A 160-million-year-old fossil was unearthed in China, giving researchers a look into an extinct species and its secret to successful evolution.

The fossil was of a rodent-like creature representing a multituberculates species known as Rugosodon eurasiaticus.  Its skeleton holds insight to traits that helped the animal survive, like teeth that were adapted to chew on plants and animals, and rotating ankle joints, according to a news release

The findings were published in the Aug. 16 issue of Science. The American Association for the Advancement of Science explained the scientists' analyses in a news release.

"The multituberculates flourished during the Cretaceous era, which ended over 60 million years ago. Much like today's rodents, they filled an extremely wide variety of niches-below the ground, on the ground and in the trees-and this new fossil, which resembles a small rat or a chipmunk, possessed many of the adaptations that subsequent species came to rely upon," the researchers said.

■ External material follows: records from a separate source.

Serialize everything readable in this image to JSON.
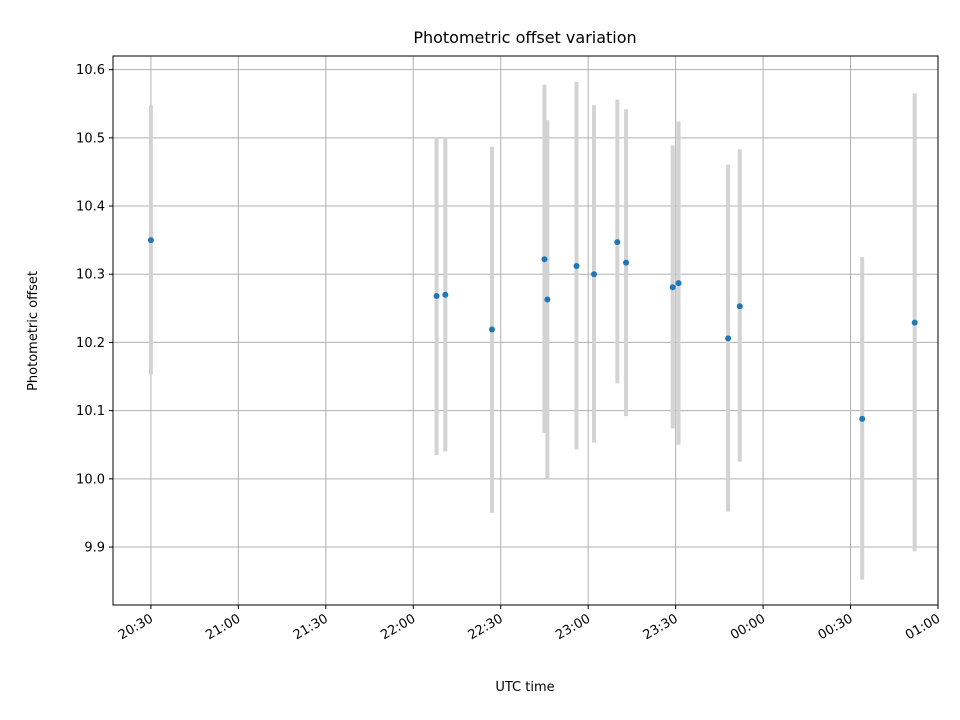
{
  "chart_data": {
    "type": "scatter",
    "title": "Photometric offset variation",
    "xlabel": "UTC time",
    "ylabel": "Photometric offset",
    "x_is_time": true,
    "x_ticks": [
      "20:30",
      "21:00",
      "21:30",
      "22:00",
      "22:30",
      "23:00",
      "23:30",
      "00:00",
      "00:30",
      "01:00"
    ],
    "y_ticks": [
      9.9,
      10.0,
      10.1,
      10.2,
      10.3,
      10.4,
      10.5,
      10.6
    ],
    "xlim": [
      "20:17",
      "01:00"
    ],
    "ylim": [
      9.815,
      10.62
    ],
    "grid": true,
    "marker_color": "#1f77b4",
    "errorbar_color": "#d3d3d3",
    "points": [
      {
        "time": "20:30",
        "y": 10.35,
        "ylo": 10.153,
        "yhi": 10.548
      },
      {
        "time": "22:08",
        "y": 10.268,
        "ylo": 10.035,
        "yhi": 10.5
      },
      {
        "time": "22:11",
        "y": 10.27,
        "ylo": 10.04,
        "yhi": 10.5
      },
      {
        "time": "22:27",
        "y": 10.219,
        "ylo": 9.95,
        "yhi": 10.487
      },
      {
        "time": "22:45",
        "y": 10.322,
        "ylo": 10.067,
        "yhi": 10.578
      },
      {
        "time": "22:46",
        "y": 10.263,
        "ylo": 10.0,
        "yhi": 10.526
      },
      {
        "time": "22:56",
        "y": 10.312,
        "ylo": 10.043,
        "yhi": 10.582
      },
      {
        "time": "23:02",
        "y": 10.3,
        "ylo": 10.053,
        "yhi": 10.548
      },
      {
        "time": "23:10",
        "y": 10.347,
        "ylo": 10.14,
        "yhi": 10.556
      },
      {
        "time": "23:13",
        "y": 10.317,
        "ylo": 10.092,
        "yhi": 10.542
      },
      {
        "time": "23:29",
        "y": 10.281,
        "ylo": 10.074,
        "yhi": 10.489
      },
      {
        "time": "23:31",
        "y": 10.287,
        "ylo": 10.05,
        "yhi": 10.524
      },
      {
        "time": "23:48",
        "y": 10.206,
        "ylo": 9.952,
        "yhi": 10.461
      },
      {
        "time": "23:52",
        "y": 10.253,
        "ylo": 10.025,
        "yhi": 10.483
      },
      {
        "time": "00:34",
        "y": 10.088,
        "ylo": 9.852,
        "yhi": 10.325
      },
      {
        "time": "00:52",
        "y": 10.229,
        "ylo": 9.894,
        "yhi": 10.565
      }
    ]
  }
}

Multituberculates lived during the Jurassic period and were extinct by the Oligocene epoch, according to the news release.  They roamed the planet for more than 100 million years before evolution took over and "modern" rodents became superior.  The animals evolved "complex teeth" that allowed them to eat planet, and were able to live amongst treetops with their ankle joint adaptation. 

"The later multituberculates of the Cretaceous [era] and the Paleocene [epoch] are extremely functionally diverse: Some could jump, some could burrow, others could climb trees and many more lived on the ground," explained Zhe-Xi Luo, a co-author of the Science report. "The tree-climbing multituberculates and the jumping multituberculates had the most interesting ankle bones, capable of 'hyper-back-rotation' of the hind feet."

"What is surprising about this discovery is that these ankle features were already present in Rugosodon-a land-dwelling mammal," he said. (Such highly mobile ankle joints are normally associated with the foot functions of animals that are exclusively tree-dwellers-those that navigate uneven surfaces.)

Researchers believe the fossil they unearth is from the early station of evolution, the beginning stage for "diversification" between other rodent-like mammals.  

"This new fossil from eastern China is very similar to the Late Jurassic fossil teeth of multituberculates from Portugal in western Europe," explained Dr. Luo. "This suggests that Rugosodon and its closely related multituberculates had a broad paleogreographic distribution and dispersals back-and-forth across the entire Eurasian continent."